Interaction among local flows, UHI, coastal winds, and complex terrain: Effect on urban-scale temperature and building energy consumption during heatwaves

Abstract

Extreme heat aggravates thermal stress and electricity shortage in urban areas. This study investigates the (circulating) winds in Hong Kong during a heatwave. Unprecedentedly, the collective effect of coastal winds, complex terrain, and local flows on urban temperatures and air-conditioning load intensity (ACLI) is examined using the mesoscale Weather Research and Forecasting (WRF) model. Three representative wind patterns, including urban-accelerated channel wind, channel-wind-induced heat advection, and urban-mountain-stagnated sea-breeze, are analyzed.
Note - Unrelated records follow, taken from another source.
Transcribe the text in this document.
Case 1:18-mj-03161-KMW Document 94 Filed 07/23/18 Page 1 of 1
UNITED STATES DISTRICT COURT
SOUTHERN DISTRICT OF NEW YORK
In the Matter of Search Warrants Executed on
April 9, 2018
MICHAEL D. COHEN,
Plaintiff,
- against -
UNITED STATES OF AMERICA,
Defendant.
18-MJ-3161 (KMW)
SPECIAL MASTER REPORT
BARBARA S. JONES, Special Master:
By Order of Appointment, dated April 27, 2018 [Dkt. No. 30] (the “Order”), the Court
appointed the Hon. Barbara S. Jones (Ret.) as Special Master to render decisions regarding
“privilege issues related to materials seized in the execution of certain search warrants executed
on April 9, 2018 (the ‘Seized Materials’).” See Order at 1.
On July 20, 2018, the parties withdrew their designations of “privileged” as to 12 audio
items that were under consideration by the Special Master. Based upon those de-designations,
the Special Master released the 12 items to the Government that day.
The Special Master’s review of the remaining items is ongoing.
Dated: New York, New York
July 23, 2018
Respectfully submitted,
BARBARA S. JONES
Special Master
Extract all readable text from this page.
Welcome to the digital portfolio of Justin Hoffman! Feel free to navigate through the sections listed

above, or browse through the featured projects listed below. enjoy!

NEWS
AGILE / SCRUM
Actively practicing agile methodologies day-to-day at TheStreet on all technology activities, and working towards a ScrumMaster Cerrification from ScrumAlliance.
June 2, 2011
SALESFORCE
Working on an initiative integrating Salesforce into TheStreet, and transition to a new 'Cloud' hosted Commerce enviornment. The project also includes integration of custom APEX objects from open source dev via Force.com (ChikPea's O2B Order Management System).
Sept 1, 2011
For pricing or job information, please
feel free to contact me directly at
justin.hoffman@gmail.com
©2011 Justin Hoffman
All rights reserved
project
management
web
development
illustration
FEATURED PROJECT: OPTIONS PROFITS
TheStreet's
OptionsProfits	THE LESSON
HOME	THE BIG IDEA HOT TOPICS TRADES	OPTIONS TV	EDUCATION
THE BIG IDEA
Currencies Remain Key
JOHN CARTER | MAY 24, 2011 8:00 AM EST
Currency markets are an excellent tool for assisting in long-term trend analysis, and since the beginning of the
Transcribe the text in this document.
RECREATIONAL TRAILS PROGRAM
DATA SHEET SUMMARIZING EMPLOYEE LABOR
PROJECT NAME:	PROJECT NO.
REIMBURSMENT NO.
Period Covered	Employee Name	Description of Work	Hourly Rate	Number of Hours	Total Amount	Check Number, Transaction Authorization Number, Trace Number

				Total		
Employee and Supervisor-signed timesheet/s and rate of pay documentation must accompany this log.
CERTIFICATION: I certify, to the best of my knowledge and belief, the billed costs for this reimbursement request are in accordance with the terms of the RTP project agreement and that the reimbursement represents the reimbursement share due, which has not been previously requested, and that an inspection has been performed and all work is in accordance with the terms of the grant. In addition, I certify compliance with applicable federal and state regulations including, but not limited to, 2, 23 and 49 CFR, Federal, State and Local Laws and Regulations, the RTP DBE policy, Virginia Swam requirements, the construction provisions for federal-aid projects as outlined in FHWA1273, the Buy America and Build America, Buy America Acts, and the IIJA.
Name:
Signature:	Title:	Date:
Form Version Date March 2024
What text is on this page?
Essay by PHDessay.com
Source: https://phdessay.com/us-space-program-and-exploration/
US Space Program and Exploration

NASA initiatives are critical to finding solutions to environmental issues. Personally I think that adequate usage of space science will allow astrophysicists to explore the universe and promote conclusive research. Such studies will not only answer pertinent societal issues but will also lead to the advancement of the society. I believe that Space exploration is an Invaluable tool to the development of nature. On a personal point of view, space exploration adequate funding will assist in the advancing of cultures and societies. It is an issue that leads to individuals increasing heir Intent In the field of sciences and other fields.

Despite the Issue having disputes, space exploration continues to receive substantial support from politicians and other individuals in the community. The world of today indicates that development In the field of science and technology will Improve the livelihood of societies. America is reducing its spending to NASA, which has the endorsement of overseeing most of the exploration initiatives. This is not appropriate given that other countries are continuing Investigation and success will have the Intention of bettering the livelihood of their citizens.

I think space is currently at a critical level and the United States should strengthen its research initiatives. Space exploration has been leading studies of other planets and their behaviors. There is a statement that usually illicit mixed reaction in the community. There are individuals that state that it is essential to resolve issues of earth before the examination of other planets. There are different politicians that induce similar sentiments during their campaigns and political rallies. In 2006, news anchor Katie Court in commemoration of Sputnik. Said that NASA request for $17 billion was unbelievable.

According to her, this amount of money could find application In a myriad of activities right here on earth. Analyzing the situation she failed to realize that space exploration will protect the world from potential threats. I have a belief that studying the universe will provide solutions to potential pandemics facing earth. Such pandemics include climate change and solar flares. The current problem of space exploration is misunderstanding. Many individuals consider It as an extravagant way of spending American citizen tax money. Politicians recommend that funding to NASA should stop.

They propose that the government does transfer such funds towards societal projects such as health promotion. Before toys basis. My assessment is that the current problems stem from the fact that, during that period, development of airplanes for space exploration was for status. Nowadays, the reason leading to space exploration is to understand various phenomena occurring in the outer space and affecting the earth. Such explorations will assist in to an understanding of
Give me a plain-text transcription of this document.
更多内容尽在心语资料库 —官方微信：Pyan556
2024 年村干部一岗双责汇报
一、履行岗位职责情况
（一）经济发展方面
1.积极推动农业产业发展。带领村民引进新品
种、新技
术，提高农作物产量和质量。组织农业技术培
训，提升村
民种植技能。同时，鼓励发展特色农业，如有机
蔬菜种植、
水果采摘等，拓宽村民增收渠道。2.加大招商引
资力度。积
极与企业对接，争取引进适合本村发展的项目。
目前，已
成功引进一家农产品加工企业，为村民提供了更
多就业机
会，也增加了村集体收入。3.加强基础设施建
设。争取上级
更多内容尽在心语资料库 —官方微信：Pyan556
Our results show that the mountain blockage in foothill areas would increase 2-m temperatures (T2) and ACLI by 1 °C to 2 °C and 5 W/m2, respectively. ACLI in compact high-rise areas (LCZ 1) is most sensitive to extreme heat. Moreover, the urban heat island (UHI) downstream is crucial that would accelerate channel flows by 1.66 m/sec (50.26 %). On the other hand, terrain-induced channel winds augment heat advection, increasing downstream T2 (0.7 °C) and ACLI (2.62 W/m2). UHI-induced local flows interact with hilly slopes, stagnating the sea breeze on mountain leeward side. Subsequently, the winds would be slowed down by 0.81 m/sec while the temperature T2 would be increased by 0.9 °C in downstream urban areas. Eventually, the daytime ACLI could be raised as much as 6.41 W/m2.